Tuesday, June 8, 2010

Pucker up

They say when it rain it pours, but this is ridiculous. You go days, weeks, months without any good, tasty lesbianish happenings and then – BOOM – a ton of them blow up all at once. We’ve got Sandra Bullock kissing Scarlett Johansson at the MTV Movie Awards for no other reason than it’s hot to kiss Scarlett Johansson. Somewhere Meryl Streep is seething with jealousy. Then we’ve got Ruby Rose and Kim Stolz tweeting what everyone else’s gaydar already told them: Kristen Stewart seems mighty gay. Their tweets were followed by adorable Twitter death threats from Twihard wingnuts who think calling KStew (forevermore affectionately redubbed GayStew) a lesbian is slander. It’s not, kids. Also, vampires aren’t real. And finally we’ve got little Miley Cyrus air kissing a female dancer and then blowing her defense of the act by saying because their lips didn’t touch that she “did nothing wrong.” Once more with feeling: Kissing girls isn’t “wrong” or “bad” or “slanderous.” It’s just awesome. Also, did you know Cybill Shepherd has another lesbian daughter (scroll to the end)? I know! It’s totally pouring. And I’m probably missing something.

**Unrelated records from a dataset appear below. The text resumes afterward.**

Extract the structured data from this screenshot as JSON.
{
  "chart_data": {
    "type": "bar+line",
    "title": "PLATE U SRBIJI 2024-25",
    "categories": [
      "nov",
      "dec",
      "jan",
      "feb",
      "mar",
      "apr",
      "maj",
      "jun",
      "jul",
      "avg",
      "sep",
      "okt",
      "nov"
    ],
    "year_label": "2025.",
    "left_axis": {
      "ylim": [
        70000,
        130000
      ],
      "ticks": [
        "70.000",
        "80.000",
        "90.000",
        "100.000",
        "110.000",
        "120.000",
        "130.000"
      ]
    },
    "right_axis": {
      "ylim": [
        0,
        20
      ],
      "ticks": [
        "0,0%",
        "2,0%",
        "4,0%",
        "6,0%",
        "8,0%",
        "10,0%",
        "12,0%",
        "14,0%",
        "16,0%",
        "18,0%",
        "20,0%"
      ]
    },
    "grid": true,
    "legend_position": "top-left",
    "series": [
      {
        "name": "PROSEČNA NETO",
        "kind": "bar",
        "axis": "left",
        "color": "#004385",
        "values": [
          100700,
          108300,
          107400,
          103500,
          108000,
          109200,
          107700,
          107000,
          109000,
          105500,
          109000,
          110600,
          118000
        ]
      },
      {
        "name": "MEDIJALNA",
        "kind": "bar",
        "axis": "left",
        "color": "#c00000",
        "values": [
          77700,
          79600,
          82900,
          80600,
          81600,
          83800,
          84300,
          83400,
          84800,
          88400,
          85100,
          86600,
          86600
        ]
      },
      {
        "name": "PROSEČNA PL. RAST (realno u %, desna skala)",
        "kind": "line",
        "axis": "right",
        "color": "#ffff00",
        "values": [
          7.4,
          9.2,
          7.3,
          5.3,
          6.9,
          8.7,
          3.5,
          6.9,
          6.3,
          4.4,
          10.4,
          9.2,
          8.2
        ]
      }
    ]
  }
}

So amid this downpour I have only one thing to say: Look, straight (and gayish) ladies who want to publicly (or secretly) make out with other ladies – cool it. I’m going on vacation tomorrow for two weeks. Don’t do all your gay stuff while I’m gone and therefore can’t comment snarkily on it. I don’t want to miss all the ridiculousness. Well, OK, I could do with a little less ridiculous in some cases. I mean, what the hell was that Sandy-ScarJo kiss all about anyway? While I’m not complaining about the act itself (a refresher, girls kissing is always awesome). But I am complaining about the reasoning. For laughs? For the straight boys? For attention? Jezebel has a great rundown of the reasoning for each instant of straight-girl on straight-girl smooching. Sure, this trend of fauxmosexual snogs is good for a giggle and to fuel our most feverish wishful thinking. And ultimately, I don’t think it really hurts us – in a strange way may help normalize the concept. But call me when the real homosexuals show up. What can I say, I like my kisses to count.